In a city that's still very much suffering in the aftermath of Katrina, the URBANbuild program truly serving an important purpose in the community by creating in-fill housing in neighborhoods where it sometimes seems like every other home is still abandoned. It's helping to bringing back a density and sense of community while teaching students and introducing contemporary architecture (informed, of course, by the vernacular) to an area that's never really seen anything like it. This is really just a terrific program that keeps getting better every year.
· The Tulane School of Architecture [website]
· URBANbuild Breaks Ground on New House [Life Without Buildings]
Comments on "3rd URBANbuild House Almost Complete"
I will take the blue house any day. The URBANbuild house has no soul or character. Let your mind project a full block of them and you can easily see how we will now have a dead block. No character, no rhythm, the typical modern architecture, "look at me, who cares about the the rest of the street." Think of how utter boring a whole block of these would be ! Look at the difference with the two houses next to the new one. The bankrupting of American architecture.
"The bankrupting of American architecture." wow. What does that even mean? (if anything, the opposite is true, but that'll have to wait for another post..) I couldn't possibly disagree more. First of all, there wouldn't be an entire block of this house.
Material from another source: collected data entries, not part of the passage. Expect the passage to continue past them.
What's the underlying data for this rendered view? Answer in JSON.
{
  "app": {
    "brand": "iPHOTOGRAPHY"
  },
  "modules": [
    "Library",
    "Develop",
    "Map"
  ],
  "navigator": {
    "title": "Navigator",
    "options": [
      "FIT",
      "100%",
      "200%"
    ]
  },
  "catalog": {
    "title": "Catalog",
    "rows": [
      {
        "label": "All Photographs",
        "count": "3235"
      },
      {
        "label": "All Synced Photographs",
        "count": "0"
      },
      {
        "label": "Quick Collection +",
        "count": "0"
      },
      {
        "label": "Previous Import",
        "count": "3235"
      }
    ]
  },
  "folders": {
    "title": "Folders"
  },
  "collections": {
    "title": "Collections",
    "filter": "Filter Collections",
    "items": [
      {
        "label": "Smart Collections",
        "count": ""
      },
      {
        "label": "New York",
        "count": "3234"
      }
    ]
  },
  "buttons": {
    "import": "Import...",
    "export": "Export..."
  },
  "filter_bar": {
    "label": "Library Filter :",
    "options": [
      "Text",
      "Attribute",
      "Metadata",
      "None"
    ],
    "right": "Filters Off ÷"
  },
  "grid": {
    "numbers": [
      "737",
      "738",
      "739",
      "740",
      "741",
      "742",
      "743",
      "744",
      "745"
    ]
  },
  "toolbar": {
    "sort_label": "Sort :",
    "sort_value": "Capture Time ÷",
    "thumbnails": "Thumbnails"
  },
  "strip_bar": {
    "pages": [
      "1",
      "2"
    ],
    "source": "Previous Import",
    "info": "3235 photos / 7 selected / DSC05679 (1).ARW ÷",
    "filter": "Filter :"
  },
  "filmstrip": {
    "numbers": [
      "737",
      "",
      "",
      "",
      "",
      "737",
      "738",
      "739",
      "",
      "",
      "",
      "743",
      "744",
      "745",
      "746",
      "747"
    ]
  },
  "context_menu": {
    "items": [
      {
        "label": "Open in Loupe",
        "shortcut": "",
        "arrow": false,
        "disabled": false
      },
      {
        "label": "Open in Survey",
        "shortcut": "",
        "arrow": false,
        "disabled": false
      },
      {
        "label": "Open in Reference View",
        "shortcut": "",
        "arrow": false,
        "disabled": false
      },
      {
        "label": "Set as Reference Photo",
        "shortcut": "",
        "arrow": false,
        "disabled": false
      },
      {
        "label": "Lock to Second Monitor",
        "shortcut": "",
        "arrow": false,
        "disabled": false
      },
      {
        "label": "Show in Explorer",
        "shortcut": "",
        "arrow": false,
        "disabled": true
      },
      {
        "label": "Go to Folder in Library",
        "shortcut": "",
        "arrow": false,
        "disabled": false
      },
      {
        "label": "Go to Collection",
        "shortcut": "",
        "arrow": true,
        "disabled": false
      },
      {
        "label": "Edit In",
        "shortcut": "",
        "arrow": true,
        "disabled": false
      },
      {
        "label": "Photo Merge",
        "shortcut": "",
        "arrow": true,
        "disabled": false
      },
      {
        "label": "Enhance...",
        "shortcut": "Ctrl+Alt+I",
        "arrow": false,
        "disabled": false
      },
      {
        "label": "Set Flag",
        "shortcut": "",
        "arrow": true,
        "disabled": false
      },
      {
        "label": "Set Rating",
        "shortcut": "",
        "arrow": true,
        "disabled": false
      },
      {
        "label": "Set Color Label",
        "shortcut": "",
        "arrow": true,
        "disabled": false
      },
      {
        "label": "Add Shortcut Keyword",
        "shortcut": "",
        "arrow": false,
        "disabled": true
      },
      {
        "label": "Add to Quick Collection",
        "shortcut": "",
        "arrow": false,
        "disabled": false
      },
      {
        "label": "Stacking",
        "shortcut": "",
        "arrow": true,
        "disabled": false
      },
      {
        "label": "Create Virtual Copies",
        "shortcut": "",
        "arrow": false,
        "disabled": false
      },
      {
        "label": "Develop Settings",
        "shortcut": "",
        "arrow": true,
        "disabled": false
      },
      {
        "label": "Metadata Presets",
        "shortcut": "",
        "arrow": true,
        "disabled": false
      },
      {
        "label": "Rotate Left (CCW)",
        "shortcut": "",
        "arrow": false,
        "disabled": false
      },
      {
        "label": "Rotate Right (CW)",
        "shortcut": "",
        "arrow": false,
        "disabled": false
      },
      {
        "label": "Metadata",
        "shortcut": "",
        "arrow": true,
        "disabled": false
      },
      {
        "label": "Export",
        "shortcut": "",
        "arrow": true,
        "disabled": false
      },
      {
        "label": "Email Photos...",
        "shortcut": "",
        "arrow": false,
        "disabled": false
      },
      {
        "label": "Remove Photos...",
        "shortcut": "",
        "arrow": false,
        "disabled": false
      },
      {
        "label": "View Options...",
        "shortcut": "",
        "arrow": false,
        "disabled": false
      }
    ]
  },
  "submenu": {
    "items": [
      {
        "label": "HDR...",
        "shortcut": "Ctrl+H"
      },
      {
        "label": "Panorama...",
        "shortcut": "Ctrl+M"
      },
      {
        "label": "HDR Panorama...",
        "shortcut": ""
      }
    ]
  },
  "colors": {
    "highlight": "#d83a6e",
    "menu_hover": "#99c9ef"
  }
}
Each home is drastically different, plus they've always been intended as infill —not as models for a development. And if you actually take a walk through the neighborhood it's quite easy—and quite pleasing— to think of blocks of these homes MIXED with the original new orleans houses. Each house begins with an investigation into the neighborhood and, as I said, are informed by New Orleans vernacular (some, admittedly, more than others). I think it's important to not just rebuild and regurgitate what was there before, but to contribute something new and dynamic to the fabric of the neighborhood.